In this study, four transcriptional factors including CDX-2, NKX2.2, PDX-1, and PTF1A were simultaneously investigated for their protein expression in the most common NETs from the GI, pancreatic, and lung by IHC. We found that these transcription factors were differentially expressed in NETs at these anatomic sites. NKX2.2 was a highly sensitive biomarker for neuroendocrine differentiation of pancreatic and intestinal neuroendocrine origin. PDX-1 was expressed in NETs of small intestine and appendix with variable but higher immunoreactivity at these sites, but not in the gastric, colonic or rectal NETs. NKX2.2 was positive in over 2/3 pancreatic NETs. Although PDX-1 immunopositivity was seen in less than 1/3 pancreatic NETs in previous reports, it was positive in 6% of pancreatic NETs in this study probably due to different source of antibodies, since it was positive in all internal controls. Although PTF1A was characterized as one of the pancreatic lineage-specific transcription factors (TFs), its expression was non-specific and was not a useful biomarker for NETs. Consistent with other’s results, CDX-2 can be a useful biomarker for NETs arising from the small intestine and appendix. However, it showed only 50% immunoreactivity in colonic NETs and no immunoreactivity in all rectal NETs. CDX-2 was patchy positive in 11% of pancreatic NETs similarly seen in a previous study [14]. Overall, NKX2.2 showed much higher sensitivity for both rectal and pancreatic NETs, compared to PDX-1 and CDX-2 for the tumors at these sites. Most importantly, these biomarkers were completely negative in all lung NETs, pancreatic ductal adenocarcinomas, or other carcinomas (data not shown).
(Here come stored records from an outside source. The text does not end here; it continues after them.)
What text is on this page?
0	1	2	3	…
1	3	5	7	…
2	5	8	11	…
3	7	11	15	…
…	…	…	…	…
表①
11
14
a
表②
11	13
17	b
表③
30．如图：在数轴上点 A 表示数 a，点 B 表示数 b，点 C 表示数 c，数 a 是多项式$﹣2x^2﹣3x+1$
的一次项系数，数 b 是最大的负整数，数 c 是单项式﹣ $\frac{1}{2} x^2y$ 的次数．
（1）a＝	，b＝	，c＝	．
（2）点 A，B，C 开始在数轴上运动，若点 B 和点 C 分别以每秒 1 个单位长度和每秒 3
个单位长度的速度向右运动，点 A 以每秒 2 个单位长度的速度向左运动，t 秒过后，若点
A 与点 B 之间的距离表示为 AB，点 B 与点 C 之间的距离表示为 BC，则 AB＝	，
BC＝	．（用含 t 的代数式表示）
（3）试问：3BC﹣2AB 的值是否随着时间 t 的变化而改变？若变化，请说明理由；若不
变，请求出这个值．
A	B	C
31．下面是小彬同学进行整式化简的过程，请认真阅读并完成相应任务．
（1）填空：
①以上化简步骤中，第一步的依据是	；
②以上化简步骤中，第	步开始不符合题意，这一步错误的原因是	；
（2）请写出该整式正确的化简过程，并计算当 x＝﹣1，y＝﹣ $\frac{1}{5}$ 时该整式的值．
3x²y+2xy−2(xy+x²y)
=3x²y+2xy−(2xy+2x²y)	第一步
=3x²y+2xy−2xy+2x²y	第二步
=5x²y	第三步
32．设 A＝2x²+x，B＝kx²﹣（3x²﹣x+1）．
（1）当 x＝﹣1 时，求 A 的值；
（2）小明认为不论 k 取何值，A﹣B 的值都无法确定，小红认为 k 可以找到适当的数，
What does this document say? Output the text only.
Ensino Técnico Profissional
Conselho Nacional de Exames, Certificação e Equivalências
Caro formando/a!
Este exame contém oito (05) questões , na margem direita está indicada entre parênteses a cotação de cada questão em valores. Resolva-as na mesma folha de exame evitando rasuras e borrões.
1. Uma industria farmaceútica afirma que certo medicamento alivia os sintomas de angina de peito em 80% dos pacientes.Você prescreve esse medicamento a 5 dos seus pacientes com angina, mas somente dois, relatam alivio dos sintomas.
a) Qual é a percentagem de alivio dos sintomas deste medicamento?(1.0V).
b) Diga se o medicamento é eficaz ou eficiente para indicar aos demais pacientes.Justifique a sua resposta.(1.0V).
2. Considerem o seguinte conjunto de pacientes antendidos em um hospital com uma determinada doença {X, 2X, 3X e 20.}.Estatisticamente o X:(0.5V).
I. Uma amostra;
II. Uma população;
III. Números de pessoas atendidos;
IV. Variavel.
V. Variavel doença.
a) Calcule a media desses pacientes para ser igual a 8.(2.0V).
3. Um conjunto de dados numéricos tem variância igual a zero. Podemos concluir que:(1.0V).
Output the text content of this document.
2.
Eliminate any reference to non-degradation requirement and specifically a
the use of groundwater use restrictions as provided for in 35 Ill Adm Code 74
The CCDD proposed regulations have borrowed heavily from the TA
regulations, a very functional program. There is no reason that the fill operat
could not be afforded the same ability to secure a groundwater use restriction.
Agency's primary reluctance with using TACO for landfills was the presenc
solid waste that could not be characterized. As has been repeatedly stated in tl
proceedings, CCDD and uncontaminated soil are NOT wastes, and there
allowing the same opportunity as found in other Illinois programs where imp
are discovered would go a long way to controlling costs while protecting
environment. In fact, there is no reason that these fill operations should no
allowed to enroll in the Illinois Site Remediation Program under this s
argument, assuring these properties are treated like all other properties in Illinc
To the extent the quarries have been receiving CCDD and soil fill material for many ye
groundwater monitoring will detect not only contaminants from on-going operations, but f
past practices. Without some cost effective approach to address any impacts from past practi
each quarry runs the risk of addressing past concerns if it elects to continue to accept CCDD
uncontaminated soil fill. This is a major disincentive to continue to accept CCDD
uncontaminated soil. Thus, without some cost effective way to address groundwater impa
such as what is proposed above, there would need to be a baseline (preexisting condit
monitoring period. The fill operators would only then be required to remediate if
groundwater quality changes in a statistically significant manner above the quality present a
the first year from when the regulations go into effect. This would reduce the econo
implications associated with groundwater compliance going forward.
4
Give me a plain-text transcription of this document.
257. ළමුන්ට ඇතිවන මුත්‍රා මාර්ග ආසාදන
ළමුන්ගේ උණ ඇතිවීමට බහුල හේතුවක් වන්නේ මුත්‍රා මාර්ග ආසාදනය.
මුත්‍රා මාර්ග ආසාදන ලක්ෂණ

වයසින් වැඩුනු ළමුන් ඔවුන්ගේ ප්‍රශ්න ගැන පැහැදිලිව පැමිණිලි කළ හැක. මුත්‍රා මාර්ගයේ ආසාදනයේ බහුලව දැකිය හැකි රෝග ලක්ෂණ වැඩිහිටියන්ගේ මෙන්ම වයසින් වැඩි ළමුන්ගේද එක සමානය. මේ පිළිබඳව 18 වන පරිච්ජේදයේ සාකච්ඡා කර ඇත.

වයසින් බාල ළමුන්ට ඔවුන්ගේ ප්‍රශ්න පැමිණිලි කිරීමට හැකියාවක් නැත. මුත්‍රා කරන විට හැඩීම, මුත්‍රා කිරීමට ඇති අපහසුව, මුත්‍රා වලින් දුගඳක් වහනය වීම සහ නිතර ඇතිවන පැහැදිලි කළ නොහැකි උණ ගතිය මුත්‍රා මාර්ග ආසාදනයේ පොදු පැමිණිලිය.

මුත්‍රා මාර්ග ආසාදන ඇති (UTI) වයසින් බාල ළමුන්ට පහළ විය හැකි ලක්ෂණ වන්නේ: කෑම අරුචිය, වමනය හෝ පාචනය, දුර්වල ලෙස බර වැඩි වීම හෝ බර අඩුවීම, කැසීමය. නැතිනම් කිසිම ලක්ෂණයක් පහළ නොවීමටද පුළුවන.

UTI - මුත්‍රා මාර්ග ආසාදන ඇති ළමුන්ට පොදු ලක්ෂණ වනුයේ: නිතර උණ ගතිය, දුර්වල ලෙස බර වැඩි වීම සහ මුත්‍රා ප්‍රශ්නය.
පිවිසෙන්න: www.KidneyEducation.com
Previous studies showed that NKX2.2 was negative in 13 bronchopulmonary carcinoid tumors, whereas 24 of 26 GI carcinoids (including 1 stomach, 1 duodenum, 2 ampullary, 14/16 pancreas, 5 ileum, and 1 colon), were immunoreactive for NKX2.2 [34]. In this study, we argue that a panel of PDX-1, CDX-2, and NKX2.2 would significantly increase the sensitivity of NETs from the GI tract and pancreas. Although TTF-1 was not tested in this cohort, it has been studied to determine NETs of pulmonary origin by several groups [8, 35,36,37,38]. Considering the fact that the majority of neuroendocrine tumors arise from the tubular GI tract, pancreas, and lung, we proposed a diagnostic algorithm using a panel of IHC stains including NKX2.2, PDX-1, CDX-2, and TTF-1 would aid the diagnosis of the primary tumor site in the setting of metastasis (Fig. 4). Although ISL-1, PAX-6, and PAX-8, were not investigated in the primary NETs in our study, they can be added into the panel when the results are indeterminate for the pancreatic tumor or to increase the confidence of prediction [12], although the specificity of PAX-8 and ISL-1 was variable in different studies [39, 40]. Interestingly, a recent study showed high sensitivity of NKX2.2 in 85 liver metastatic NETs of the digestive system [41].

Fig. 4
figure 4

Proposed diagnostic algorithm for WD-NETs


Using IHC, we found differential immunoreactivity of NKX2.2, CDX-2, and PDX-1 to the NETs from a different anatomic site. NKX2.2 showed higher sensitivity than CDX-2 and PDX-1 in both GI and pancreatic NETs. PDX-1 was expressed mainly in the small intestinal and appendiceal NETs, occasionally in the pancreatic NETs, and not in the colorectal NETs. Importantly, NKX2.2, CDX-2, and PDX-1 were not expressed in 11 lung NETs, and we understand the limitation of small sample size for a final conclusion on the specificity of these markers. These findings suggest that a panel of biomarkers including NKX2.2, PDX-1, and CDX-2 may provide additional insights in clinical diagnosis for the most common NETs especially in the setting of metastasis with an unknown origin.